Preferred path for LLM generation: TensorRT-LLM (KV-cache, paged attention, FP8/INT4, speculative decoding, tensor/pipeline parallelism). For production LLM serving, use TensorRT-LLM.

ModelDtype
meta-llama/Llama-3.1-8Bbfloat16
meta-llama/Llama-3.2-1Bbfloat16
Qwen/Qwen3-0.6Bbfloat16
deepseek-ai/Janus-Pro-7Bbfloat16

For TensorRT-LLM's own coverage, see the TensorRT-LLM model support matrix.


Encoder-only NLP (BERT family, embeddings)

ModelDtype
google-bert/bert-base-uncasedfloat32
google-bert/bert-base-multilingual-casedfloat16
FacebookAI/roberta-basefloat32
FacebookAI/roberta-largefloat32
FacebookAI/xlm-roberta-basefloat32
distilbert/distilbert-base-uncasedfloat32
sentence-transformers/all-MiniLM-L6-v2float32
sentence-transformers/all-mpnet-base-v2float32
sentence-transformers/paraphrase-multilingual-MiniLM-L12-v2float32
BAAI/bge-base-en-v1.5float32
nlpaueb/legal-bert-base-uncasedfloat32

Vision Classification & Embeddings

ModelDtype
torchvision/resnet50float32
timm/mobilenetv3_small_100.lamb_in1kfloat32
trpakov/vit-face-expressionfloat32
openai/clip-vit-base-patch32float32
openai/clip-vit-large-patch14float32
facebook/dinov2-basefloat32
Falconsai/nsfw_image_detectionfloat32
dima806/fairface_age_image_detectionfloat32

Speech / Audio

Model (Component)Dtype
openai/whisper-large-v3-turbo (Encoder)float32
openai/whisper-large-v3-turbo (Decoder)float32
openai/whisper-large-v3 (Encoder)float32
openai/whisper-large-v3 (Decoder)float32
laion/clap-htsat-fusedfloat32
sesame/csm-1b (Backbone)float32
neuphonic/neutts-airfloat32
LiquidAI/LFM2-Audio-1.5Bfloat32

Diffusion Models

Diffusion pipelines are evaluated per component (Text Encoder / UNet or DiT / VAE) because TRT does not ingest the pipeline object directly.

Pipeline (Component)Dtype
stabilityai/sd-turbofloat16
stabilityai/sdxl-turbo (UNet)float16
stabilityai/sdxl-turbo (VAE / Text Encoders)mixed
stabilityai/stable-diffusion-xl-base-1.0float16
CompVis/stable-diffusion-v1-4float16
stable-diffusion-v1-5/stable-diffusion-v1-5float16
stabilityai/stable-diffusion-2-1float16
playgroundai/playground-v2.5-1024px-aestheticfloat16
dataautogpt3/ProteusV0.3float16
black-forest-labs/FLUX.2-dev (Text Encoder)bfloat16
black-forest-labs/FLUX.2-dev (DiT)bfloat16
black-forest-labs/FLUX.2-dev (VAE)float16
black-forest-labs/FLUX.1-schnell (DiT / TextEnc / VAE)mixed
Wan-AI/Wan2.2-T2V-A14B-Diffusers (Text Encoder)float16
Wan-AI/Wan2.2-T2V-A14B-Diffusers (VAE)float16
Qwen/Qwen-Image (Text Encoder)bfloat16
Qwen/Qwen-Image (DiT / VAE)bfloat16
stabilityai/stable-diffusion-3-medium-diffusersbfloat16
stabilityai/stable-diffusion-3.5-medium / 3.5-largemixed
HiDream-ai/HiDream-I1-Fullbfloat16
stabilityai/stable-video-diffusion-img2vid-xtfloat16

Multimodal

ModelDtype
openai/clip-vit-base-patch32float32
deepseek-ai/Janus-Pro-7Bbfloat16
Datadog/Toto-Open-Base-1.0float32

Legacy / TRT Sample Models

TensorRT ships hand-validated C++/Python samples for these classic architectures and workflows:

  • MNIST digit classifiers, model parsing, dynamic-shape, plugin, and safe-runtime samples — see samples/ in this repo.

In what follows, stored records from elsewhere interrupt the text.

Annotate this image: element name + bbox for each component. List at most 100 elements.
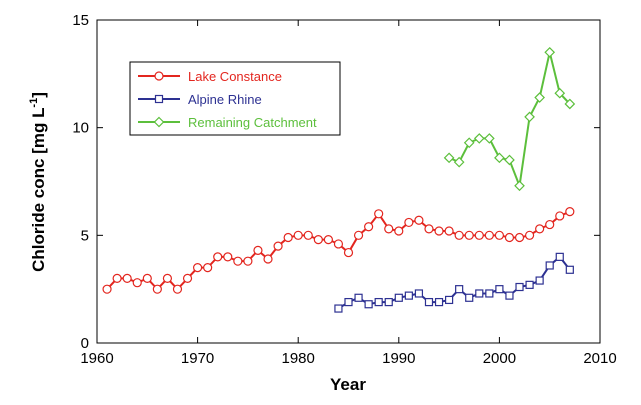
marker <box>394 226 404 236</box>
marker <box>474 230 484 240</box>
x-axis-label: Year <box>330 375 366 394</box>
marker <box>132 278 142 288</box>
marker <box>505 291 514 300</box>
series-line <box>337 255 571 310</box>
marker <box>515 282 524 292</box>
marker <box>534 92 545 103</box>
marker <box>544 46 556 58</box>
marker <box>524 111 535 123</box>
marker <box>424 224 434 234</box>
marker <box>463 137 475 149</box>
marker <box>565 265 574 274</box>
marker <box>313 235 323 245</box>
marker <box>444 226 454 236</box>
marker <box>494 152 505 164</box>
marker <box>333 239 344 249</box>
marker <box>112 273 122 283</box>
marker <box>545 261 554 270</box>
marker <box>404 217 414 228</box>
series-line <box>448 52 571 190</box>
marker <box>564 98 576 110</box>
marker <box>504 154 515 166</box>
marker <box>545 219 555 230</box>
series-line <box>106 210 571 291</box>
plot-frame <box>96 19 601 344</box>
marker <box>384 224 394 234</box>
marker <box>334 304 343 313</box>
marker <box>514 232 525 243</box>
marker <box>565 207 575 217</box>
y-tick-label: 5 <box>81 227 89 244</box>
x-tick-label: 2010 <box>583 350 616 367</box>
marker <box>253 245 263 256</box>
x-tick-label: 1990 <box>382 350 415 367</box>
marker <box>434 226 444 236</box>
marker <box>485 289 494 298</box>
legend-label: Alpine Rhine <box>188 92 262 107</box>
marker <box>102 284 112 294</box>
marker <box>453 156 465 168</box>
legend-label: Remaining Catchment <box>188 115 317 130</box>
marker <box>354 293 363 302</box>
marker <box>535 224 545 234</box>
marker <box>443 152 455 164</box>
x-tick-label: 1970 <box>181 350 214 367</box>
x-tick-label: 1960 <box>80 350 113 367</box>
marker <box>525 280 534 289</box>
y-axis-label: Chloride conc [mg L-1] <box>28 92 48 272</box>
marker <box>154 71 164 81</box>
y-label-main: Chloride conc [mg L <box>29 108 48 272</box>
marker <box>303 230 313 240</box>
marker <box>193 263 203 273</box>
marker <box>494 230 504 240</box>
marker <box>454 230 464 240</box>
marker <box>162 273 173 283</box>
x-tick-label: 1980 <box>282 350 315 367</box>
marker <box>293 230 303 240</box>
marker <box>473 133 485 144</box>
marker <box>555 211 565 221</box>
marker <box>203 263 213 273</box>
marker <box>554 87 566 99</box>
marker <box>344 297 353 307</box>
y-tick-label: 15 <box>72 12 89 29</box>
marker <box>524 230 535 240</box>
marker <box>514 180 525 192</box>
marker <box>374 297 383 307</box>
marker <box>414 289 424 298</box>
marker <box>455 285 464 294</box>
marker <box>374 209 384 219</box>
marker <box>323 235 333 245</box>
marker <box>153 116 165 128</box>
marker <box>384 297 393 307</box>
x-tick-label: 2000 <box>483 350 516 367</box>
marker <box>475 289 484 298</box>
marker <box>233 256 243 266</box>
marker <box>464 230 474 240</box>
marker <box>484 230 494 240</box>
marker <box>142 273 152 283</box>
marker <box>364 222 374 232</box>
marker <box>243 256 253 266</box>
marker <box>223 252 233 262</box>
marker <box>404 291 413 300</box>
marker <box>495 285 504 294</box>
marker <box>152 284 162 294</box>
marker <box>535 276 544 285</box>
marker <box>434 297 444 307</box>
marker <box>555 252 564 261</box>
y-tick-label: 0 <box>81 335 89 352</box>
marker <box>353 230 364 240</box>
y-tick-label: 10 <box>72 120 89 137</box>
marker <box>273 241 283 251</box>
marker <box>343 247 354 258</box>
marker <box>283 232 293 243</box>
marker <box>172 284 183 294</box>
marker <box>182 273 193 283</box>
marker <box>414 215 424 225</box>
marker <box>445 295 454 305</box>
marker <box>122 273 132 283</box>
marker <box>394 293 403 302</box>
marker <box>213 252 223 262</box>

Requesting New Model Coverage

File a GitHub issue with:

  1. The Hugging Face ID or model source URL.
  2. The target dtype (fp32 / fp16 / bf16 / fp8 / int8 / int4).
  3. Any framework-level working example (helps us reproduce quickly).

The maintainers will benchmark the model and extend this table — no external contributor action needed for the benchmark step.